Dennoch, die Rechnung – halbiert die SRG, gebt es den Privaten – greift zu kurz, zumindest im TV-Geschäft.

Ironischerweise hat die ganze Geschichte rund um den Service public gezeigt, wie verschlafen sich Bundesbern mit der öffentlich-rechtlichen Sendeanstalt auseinandergesetzt hat, jeder denkt bei Service Public an was anderes, der Vertrauensverlust gegenüber Medien und zusammenhängend gegenüber dem des Service Public, ist über Feedbackkultur durch die Digitalisierung präsent. Wir haben keine virtuelle Agora mit dem Internet geboren, dass sich Medienschaffenden, PR-Fachleute und Journalisten mit den Rückmeldungen, den Reaktionen ihrer Leser und Rezipienten auseinandersetzten, entspricht dem Naturell der Branche, dem Kern ihrer Dienstleistung, ebenso klar, dass es da auch mal rau zu und her geht. Ob der Vertrauensverlust zugenommen hat?

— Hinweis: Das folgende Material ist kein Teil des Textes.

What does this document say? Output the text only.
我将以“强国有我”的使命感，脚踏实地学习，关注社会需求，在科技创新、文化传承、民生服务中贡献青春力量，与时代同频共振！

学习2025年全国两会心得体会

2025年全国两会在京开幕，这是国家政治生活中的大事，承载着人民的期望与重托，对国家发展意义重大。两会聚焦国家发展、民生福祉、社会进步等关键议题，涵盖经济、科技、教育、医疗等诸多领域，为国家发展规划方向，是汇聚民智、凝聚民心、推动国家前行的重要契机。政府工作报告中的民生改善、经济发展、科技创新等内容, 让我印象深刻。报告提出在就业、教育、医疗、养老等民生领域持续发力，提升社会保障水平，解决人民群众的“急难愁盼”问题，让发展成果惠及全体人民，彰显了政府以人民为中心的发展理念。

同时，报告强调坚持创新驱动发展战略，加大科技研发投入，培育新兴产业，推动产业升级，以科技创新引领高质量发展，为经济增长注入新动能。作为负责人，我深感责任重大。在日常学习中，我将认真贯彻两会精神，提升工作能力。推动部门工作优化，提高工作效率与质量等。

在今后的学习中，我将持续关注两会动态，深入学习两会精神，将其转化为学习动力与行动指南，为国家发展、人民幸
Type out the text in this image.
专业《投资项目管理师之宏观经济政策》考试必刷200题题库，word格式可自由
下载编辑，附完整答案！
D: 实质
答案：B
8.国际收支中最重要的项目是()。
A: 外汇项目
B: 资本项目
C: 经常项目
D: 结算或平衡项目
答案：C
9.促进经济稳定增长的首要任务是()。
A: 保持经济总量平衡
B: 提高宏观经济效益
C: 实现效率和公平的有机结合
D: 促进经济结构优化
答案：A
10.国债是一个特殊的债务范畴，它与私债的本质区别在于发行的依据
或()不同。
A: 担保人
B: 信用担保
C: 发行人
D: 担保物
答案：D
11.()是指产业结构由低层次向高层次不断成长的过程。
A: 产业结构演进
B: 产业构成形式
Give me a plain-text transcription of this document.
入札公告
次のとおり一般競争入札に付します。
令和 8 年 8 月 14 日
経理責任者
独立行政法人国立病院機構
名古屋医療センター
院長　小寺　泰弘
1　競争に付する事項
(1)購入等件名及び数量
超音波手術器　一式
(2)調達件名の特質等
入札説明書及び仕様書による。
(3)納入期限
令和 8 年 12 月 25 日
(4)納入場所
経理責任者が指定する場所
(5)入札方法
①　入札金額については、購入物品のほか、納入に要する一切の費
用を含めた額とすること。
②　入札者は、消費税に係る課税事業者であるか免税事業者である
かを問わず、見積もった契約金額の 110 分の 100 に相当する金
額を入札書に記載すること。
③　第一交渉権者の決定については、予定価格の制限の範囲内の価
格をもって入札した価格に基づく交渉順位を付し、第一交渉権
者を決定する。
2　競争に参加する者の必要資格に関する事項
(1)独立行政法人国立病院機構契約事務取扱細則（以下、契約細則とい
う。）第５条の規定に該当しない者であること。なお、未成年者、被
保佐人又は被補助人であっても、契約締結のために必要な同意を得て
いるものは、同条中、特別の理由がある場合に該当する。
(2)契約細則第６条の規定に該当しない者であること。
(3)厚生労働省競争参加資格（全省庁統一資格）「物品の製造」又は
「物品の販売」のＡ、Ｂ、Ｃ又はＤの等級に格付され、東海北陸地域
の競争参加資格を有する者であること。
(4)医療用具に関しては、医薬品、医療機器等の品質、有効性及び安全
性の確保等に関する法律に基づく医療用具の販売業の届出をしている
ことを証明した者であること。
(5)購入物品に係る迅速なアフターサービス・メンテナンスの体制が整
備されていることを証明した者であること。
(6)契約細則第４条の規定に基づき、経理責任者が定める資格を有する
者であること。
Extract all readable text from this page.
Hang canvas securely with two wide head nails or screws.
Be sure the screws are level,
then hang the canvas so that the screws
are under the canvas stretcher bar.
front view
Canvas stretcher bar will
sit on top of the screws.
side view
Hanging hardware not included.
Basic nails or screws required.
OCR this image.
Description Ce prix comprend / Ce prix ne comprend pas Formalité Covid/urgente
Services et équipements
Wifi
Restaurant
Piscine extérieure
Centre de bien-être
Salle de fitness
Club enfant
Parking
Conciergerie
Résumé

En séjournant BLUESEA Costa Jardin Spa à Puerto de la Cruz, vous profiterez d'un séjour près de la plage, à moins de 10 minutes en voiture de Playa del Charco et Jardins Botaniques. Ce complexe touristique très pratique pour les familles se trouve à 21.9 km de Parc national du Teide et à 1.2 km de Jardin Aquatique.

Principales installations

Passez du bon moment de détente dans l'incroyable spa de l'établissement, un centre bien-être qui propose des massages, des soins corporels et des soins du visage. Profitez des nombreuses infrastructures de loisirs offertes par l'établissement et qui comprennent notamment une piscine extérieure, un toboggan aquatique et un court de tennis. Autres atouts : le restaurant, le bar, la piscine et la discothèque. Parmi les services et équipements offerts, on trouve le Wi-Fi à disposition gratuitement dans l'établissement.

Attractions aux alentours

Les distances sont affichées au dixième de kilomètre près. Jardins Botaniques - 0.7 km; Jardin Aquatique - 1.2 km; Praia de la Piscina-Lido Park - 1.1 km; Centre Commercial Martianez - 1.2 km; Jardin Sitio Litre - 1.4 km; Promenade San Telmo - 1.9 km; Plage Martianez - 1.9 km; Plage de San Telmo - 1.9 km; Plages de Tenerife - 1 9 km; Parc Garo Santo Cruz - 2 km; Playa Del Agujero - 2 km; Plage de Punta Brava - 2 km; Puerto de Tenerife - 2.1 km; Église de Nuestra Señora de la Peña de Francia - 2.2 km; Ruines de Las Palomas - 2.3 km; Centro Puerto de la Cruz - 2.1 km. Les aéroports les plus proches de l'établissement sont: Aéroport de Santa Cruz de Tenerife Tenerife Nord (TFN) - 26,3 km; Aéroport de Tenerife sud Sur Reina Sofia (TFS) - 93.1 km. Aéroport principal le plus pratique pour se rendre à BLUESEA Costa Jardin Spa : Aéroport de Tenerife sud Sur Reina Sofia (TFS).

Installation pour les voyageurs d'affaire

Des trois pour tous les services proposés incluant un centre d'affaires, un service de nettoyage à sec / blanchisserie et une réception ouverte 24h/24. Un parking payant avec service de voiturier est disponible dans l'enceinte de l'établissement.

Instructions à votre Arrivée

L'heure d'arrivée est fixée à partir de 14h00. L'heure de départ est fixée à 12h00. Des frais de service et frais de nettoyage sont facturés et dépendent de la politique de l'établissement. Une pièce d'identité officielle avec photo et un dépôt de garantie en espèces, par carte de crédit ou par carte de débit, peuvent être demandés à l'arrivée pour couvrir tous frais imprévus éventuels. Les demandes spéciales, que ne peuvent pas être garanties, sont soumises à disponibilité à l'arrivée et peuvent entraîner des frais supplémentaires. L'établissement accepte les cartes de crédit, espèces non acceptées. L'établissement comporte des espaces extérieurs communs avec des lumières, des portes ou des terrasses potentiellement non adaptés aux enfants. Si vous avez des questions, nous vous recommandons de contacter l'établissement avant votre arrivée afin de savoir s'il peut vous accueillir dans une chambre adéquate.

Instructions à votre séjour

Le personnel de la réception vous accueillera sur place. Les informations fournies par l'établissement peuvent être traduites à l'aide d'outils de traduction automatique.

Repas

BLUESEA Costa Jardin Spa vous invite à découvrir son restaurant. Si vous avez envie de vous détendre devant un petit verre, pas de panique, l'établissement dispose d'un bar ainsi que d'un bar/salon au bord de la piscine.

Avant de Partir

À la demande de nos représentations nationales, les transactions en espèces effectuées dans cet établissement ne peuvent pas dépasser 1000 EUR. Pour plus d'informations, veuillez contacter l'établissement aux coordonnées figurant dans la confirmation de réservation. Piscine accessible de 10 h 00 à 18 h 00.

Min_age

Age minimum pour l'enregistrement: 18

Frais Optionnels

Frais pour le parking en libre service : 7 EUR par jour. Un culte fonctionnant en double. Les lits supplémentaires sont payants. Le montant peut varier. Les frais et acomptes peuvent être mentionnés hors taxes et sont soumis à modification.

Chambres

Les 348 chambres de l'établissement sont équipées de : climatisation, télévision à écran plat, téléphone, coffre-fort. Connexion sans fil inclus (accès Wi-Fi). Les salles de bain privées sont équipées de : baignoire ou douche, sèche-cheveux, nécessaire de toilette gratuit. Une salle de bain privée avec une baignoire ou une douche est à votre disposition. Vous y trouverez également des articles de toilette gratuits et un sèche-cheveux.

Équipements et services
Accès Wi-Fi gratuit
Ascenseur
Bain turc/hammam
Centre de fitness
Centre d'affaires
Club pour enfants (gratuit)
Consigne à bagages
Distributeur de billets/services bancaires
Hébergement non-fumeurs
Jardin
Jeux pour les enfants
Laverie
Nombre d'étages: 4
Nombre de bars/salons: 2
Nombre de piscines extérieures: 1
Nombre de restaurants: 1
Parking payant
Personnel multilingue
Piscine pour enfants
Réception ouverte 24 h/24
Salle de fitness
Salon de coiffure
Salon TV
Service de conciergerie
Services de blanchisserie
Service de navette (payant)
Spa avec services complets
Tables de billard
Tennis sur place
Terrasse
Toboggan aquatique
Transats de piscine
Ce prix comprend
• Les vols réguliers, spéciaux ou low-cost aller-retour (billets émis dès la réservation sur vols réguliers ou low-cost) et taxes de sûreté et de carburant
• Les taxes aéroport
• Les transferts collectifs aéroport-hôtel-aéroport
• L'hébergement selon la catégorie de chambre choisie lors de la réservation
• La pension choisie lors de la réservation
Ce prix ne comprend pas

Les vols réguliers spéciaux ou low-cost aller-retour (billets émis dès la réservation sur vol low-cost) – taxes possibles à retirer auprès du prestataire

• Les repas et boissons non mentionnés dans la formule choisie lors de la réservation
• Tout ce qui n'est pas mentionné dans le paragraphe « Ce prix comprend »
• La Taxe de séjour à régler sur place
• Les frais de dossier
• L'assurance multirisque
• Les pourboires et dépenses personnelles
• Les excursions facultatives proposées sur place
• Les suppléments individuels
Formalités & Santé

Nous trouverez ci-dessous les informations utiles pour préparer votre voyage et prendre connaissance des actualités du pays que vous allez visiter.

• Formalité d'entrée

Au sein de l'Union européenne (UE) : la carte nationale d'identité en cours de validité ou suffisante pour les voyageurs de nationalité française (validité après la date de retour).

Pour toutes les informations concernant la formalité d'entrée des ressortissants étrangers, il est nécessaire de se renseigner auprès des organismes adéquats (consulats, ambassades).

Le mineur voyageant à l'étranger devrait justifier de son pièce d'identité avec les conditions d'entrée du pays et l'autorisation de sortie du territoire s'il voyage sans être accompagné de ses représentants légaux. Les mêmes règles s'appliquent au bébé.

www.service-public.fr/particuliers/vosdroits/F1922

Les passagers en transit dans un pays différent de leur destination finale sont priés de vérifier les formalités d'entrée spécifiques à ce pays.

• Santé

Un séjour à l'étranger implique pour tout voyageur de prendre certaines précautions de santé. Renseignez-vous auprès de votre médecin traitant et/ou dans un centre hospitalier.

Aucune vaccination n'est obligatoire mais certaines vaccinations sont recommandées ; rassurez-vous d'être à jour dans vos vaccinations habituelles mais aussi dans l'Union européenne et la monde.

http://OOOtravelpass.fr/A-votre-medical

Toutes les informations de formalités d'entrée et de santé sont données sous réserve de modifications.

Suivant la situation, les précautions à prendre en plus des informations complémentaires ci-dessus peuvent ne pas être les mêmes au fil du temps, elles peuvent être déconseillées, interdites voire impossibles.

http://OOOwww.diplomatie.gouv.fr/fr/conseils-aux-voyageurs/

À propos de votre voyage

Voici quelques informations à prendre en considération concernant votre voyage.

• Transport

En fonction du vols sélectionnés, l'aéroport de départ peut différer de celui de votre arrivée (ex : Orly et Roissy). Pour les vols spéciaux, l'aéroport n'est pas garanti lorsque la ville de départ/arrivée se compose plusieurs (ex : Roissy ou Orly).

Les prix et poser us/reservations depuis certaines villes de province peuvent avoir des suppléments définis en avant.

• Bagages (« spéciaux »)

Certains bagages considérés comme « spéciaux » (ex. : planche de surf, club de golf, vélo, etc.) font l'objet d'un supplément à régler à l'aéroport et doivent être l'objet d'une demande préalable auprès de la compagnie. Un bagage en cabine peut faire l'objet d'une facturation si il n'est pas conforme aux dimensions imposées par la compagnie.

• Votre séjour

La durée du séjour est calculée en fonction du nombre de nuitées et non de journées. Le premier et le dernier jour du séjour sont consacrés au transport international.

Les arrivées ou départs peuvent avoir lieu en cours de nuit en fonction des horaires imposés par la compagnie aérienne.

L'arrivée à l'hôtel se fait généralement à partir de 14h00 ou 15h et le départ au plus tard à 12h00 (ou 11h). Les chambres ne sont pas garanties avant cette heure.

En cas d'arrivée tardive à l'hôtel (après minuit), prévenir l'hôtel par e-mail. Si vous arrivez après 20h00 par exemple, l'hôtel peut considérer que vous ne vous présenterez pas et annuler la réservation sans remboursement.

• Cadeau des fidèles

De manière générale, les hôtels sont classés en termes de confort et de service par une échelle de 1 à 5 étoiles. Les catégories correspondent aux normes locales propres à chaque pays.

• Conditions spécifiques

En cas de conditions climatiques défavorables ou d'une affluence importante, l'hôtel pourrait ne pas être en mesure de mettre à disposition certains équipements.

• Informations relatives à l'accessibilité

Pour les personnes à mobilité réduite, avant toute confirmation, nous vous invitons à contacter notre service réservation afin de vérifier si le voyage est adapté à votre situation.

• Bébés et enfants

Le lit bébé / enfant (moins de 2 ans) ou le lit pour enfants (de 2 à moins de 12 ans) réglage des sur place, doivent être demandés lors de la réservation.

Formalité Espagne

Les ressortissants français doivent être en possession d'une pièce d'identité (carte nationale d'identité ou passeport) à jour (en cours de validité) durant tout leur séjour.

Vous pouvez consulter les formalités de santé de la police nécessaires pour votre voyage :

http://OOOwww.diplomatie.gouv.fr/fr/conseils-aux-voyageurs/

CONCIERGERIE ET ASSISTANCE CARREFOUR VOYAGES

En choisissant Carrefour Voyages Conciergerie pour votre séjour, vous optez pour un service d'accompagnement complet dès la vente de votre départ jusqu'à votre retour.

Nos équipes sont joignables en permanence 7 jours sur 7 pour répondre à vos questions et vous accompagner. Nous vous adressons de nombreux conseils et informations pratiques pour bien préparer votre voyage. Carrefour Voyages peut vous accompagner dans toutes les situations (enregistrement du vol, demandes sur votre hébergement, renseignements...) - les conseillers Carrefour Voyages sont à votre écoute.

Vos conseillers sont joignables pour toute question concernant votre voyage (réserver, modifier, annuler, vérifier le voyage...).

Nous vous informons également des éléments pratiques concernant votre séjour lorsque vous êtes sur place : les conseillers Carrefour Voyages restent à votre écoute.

Hierbei wage ich zu bedenken, dass das womöglich nur so erscheint, früher – also im vordigitalisiertem Zeitalter – da haben Herr und Frau Schweizer beim Frühstücksei auch schon über den Service public geflucht. Gänzlich Entnervte griffen zu Schreibpapier und Stift und verfassten einen gehässigen Leserbrief, heute geht das übers Login bei srf.ch.